In 1901, Okonoko's station on the Baltimore and Ohio Railroad was a shipping point for the nearby L. P. Miller and Brothers orchard, which was one of Hampshire County's three large commercial peach orchards at that time. That year, 84 baskets of peaches, weighing 2,560 lbs, were shipped from Okonoko station. By 1909, shipments of the local peach crop had become a principal source of revenue for the railroad station at Okonoko. In September of that year, L. P. Miller and Brothers orchard shipped an average of two train carloads of peaches daily from the Okonoko station. Peach scab disease caused the L. P. Miller and Brothers orchard to lose half of its peach crop, and in 1908, the company began spraying its peach trees to prevent peach scab. In 1910, the United States Department of Agriculture's Bureau of Plant Industry and Bureau of Entomology performed a fungicide spraying experiment at the L. P. Miller and Brothers orchard to control peach scab. At that time, the orchard was approximately 600 acres and consisted of 12-year-old peach trees. The Department of Agriculture published the experiment's results in its Farmers' Bulletin in 1911. L. P. Miller and Brothers sold the orchard to Potomac-Shenandoah Company in fall 1910, which continued to use Okonoko as its shipment point. Also by 1911, the Appalachian Orchard Company also operated near Okonoko.

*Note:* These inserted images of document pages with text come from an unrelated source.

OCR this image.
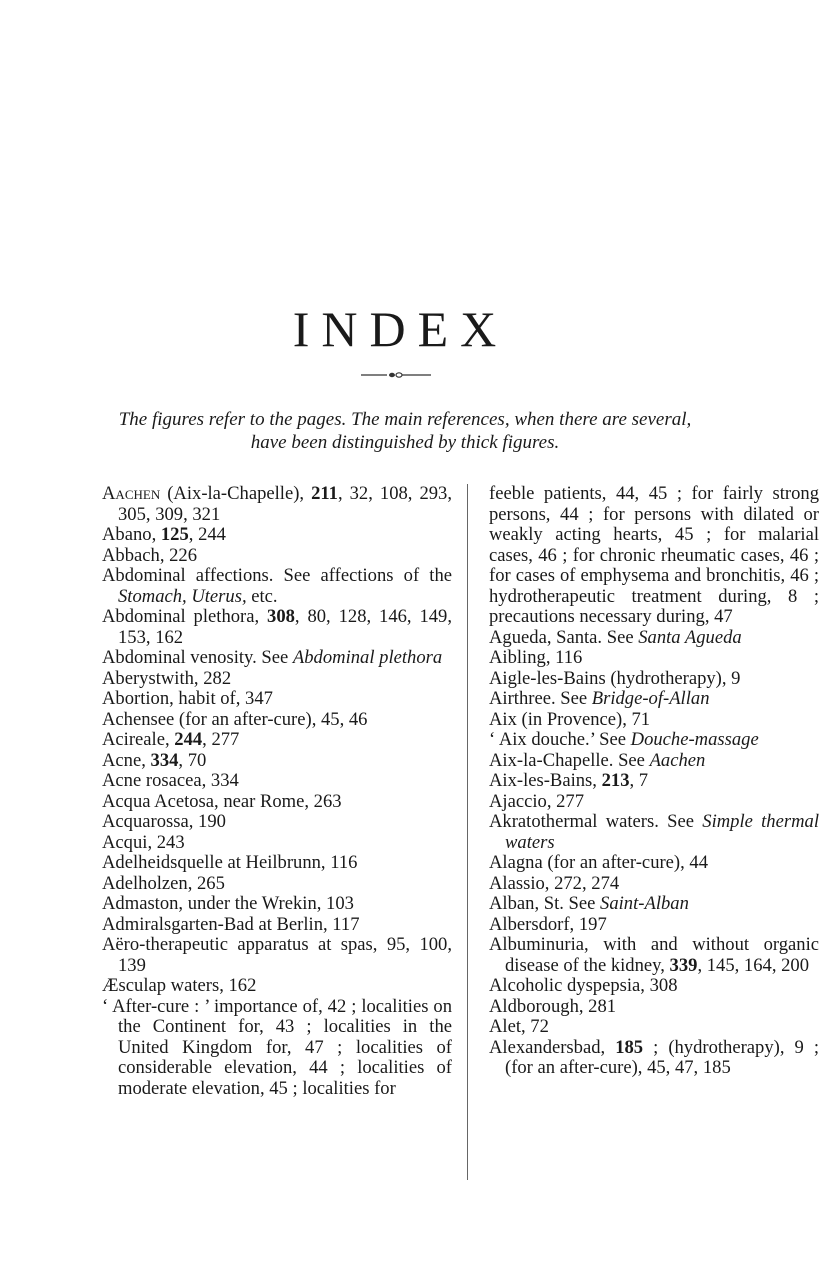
INDEX
The figures refer to the pages. The main references, when there are several, have been distinguished by thick figures.

Aachen (Aix-la-Chapelle), 211, 32, 108, 293, 305, 309, 321

Abano, 125, 244

Abbach, 226

Abdominal affections. See affections of the Stomach, Uterus, etc.

Abdominal plethora, 308, 80, 128, 146, 149, 153, 162

Abdominal venosity. See Abdominal plethora

Aberystwith, 282

Abortion, habit of, 347

Achensee (for an after-cure), 45, 46

Acireale, 244, 277

Acne, 334, 70

Acne rosacea, 334

Acqua Acetosa, near Rome, 263

Acquarossa, 190

Acqui, 243

Adelheidsquelle at Heilbrunn, 116

Adelholzen, 265

Admaston, under the Wrekin, 103

Admiralsgarten-Bad at Berlin, 117

Aëro-therapeutic apparatus at spas, 95, 100, 139

Æsculap waters, 162

‘ After-cure : ’ importance of, 42 ; localities on the Continent for, 43 ; localities in the United Kingdom for, 47 ; localities of considerable elevation, 44 ; localities of moderate elevation, 45 ; localities for

feeble patients, 44, 45 ; for fairly strong persons, 44 ; for persons with dilated or weakly acting hearts, 45 ; for malarial cases, 46 ; for chronic rheumatic cases, 46 ; for cases of emphysema and bronchitis, 46 ; hydrotherapeutic treatment during, 8 ; precautions necessary during, 47

Agueda, Santa. See Santa Agueda

Aibling, 116

Aigle-les-Bains (hydrotherapy), 9

Airthree. See Bridge-of-Allan

Aix (in Provence), 71

‘ Aix douche.’ See Douche-massage

Aix-la-Chapelle. See Aachen

Aix-les-Bains, 213, 7

Ajaccio, 277

Akratothermal waters. See Simple thermal waters

Alagna (for an after-cure), 44

Alassio, 272, 274

Alban, St. See Saint-Alban

Albersdorf, 197

Albuminuria, with and without organic disease of the kidney, 339, 145, 164, 200

Alcoholic dyspepsia, 308

Aldborough, 281

Alet, 72

Alexandersbad, 185 ; (hydrotherapy), 9 ; (for an after-cure), 45, 47, 185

On October 21, 1958, the Western Union Telegraph Company applied to the Federal Communications Commission to close its railroad-operated agency office at the Okonoko railroad station, with services transferred to Cumberland, Maryland. Okonoko's post office remained in operation until it was discontinued on October 31, 1958, with its mail routed through nearby Paw Paw in Morgan County. In November 1958, a star route was inaugurated between Paw Paw and Baltimore, which included mail service to Okonoko, Levels, and Points.

| Postmaster | Appointment |
|---|---|
| Nathaniel Scrogin | April 1, 1843 |
| Jacob Wickard |  |
| Hiram Michael | June 23, 1856 |
| Henry Berwinkle | December 1865 |
| C. W. Hampton |  |
| W. H. Russel | March 1873 |
| Lawrence P. Miller | May 1900 |

=== Floods ===
Due to its location along the Potomac River, Okonoko has suffered a number of significant floods throughout its history. In November 1877, freshet flooding caused significant damage to the Baltimore and Ohio Railroad and Okonoko was described by the South Branch Intelligencer as having been "swept away" by the freshet flooding. In March 1906, flooding at Okonoko brought down telephone poles, thus disabling communications, and prevented crossing of the river between Okonoko and Maryland.